The kid is glaring, holding her knife like she’s all ready to stab Cal with it. “Kid,” he says gently. “What she did to you wasn’t OK.”
“She never done that before. She only done it this time ’cause they made her.”
“So what if they make her again?”
“They won’t.”
“ ’Cause what? You learned your lesson, now you’re gonna behave yourself?”
“None a your business,” Trey says, with a defiant glance.
“I’m asking you, kid. I need to figure out what to do here.”
“You don’t need to do anything. If you call child services, I’ll tell ’em you done this.”
She means it, too. “OK,” Cal says. Seeing this amount of fight out of her makes his spine go weak with relief. He got up this morning afraid to see her in case he found her smashed inside, a girl-husk that stared right through him, that had to be steered stumbling from place to place and sat with a bite in her mouth till she was reminded to chew and swallow. “No child services.”
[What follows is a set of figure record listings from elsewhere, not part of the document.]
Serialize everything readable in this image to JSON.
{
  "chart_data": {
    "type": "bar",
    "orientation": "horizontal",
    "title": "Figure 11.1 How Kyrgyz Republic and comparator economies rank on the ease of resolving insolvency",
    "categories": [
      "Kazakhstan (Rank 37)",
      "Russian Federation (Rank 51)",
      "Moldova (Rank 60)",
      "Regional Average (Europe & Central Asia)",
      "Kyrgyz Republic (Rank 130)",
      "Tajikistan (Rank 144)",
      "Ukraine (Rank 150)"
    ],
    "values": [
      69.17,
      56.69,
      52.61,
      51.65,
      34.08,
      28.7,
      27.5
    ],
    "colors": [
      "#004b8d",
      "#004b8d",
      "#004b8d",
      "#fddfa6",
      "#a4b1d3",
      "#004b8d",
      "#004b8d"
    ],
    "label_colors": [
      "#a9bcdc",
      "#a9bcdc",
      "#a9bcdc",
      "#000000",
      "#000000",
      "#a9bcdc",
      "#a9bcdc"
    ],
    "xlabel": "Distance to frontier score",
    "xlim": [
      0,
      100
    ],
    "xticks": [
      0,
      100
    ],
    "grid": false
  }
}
Trey eyeballs him for another minute. Apparently she believes him, because she goes back to her food. She says, “I know that was all bullshit, what you told me. About Bren going to Scotland. So’s I’d fuck off and leave you alone.”
Cal gives up. Whatever he was trying to do there, it hasn’t worked. “Yeah,” he says. “Donie gave me sweet fuck-all. Only I was bullshitting you about the leave-me-alone part, too. Truth is, I got no problem with you coming around. I enjoy your company.”
Trey looks up at that. She says, “I don’t want your fucking money.”
“I know that, kid. I never thought you did.”
She goes still, rearranging her mind around that. The loosening in her face hooks Cal right under the breastbone. “So how come you said all that shite?” she demands.
“For Christ’s sake, kid. You think no one noticed what the two of us were up to? I got warned to back off. This right here”—he points his fork at Trey’s face—“this is exactly what I was trying to avoid.”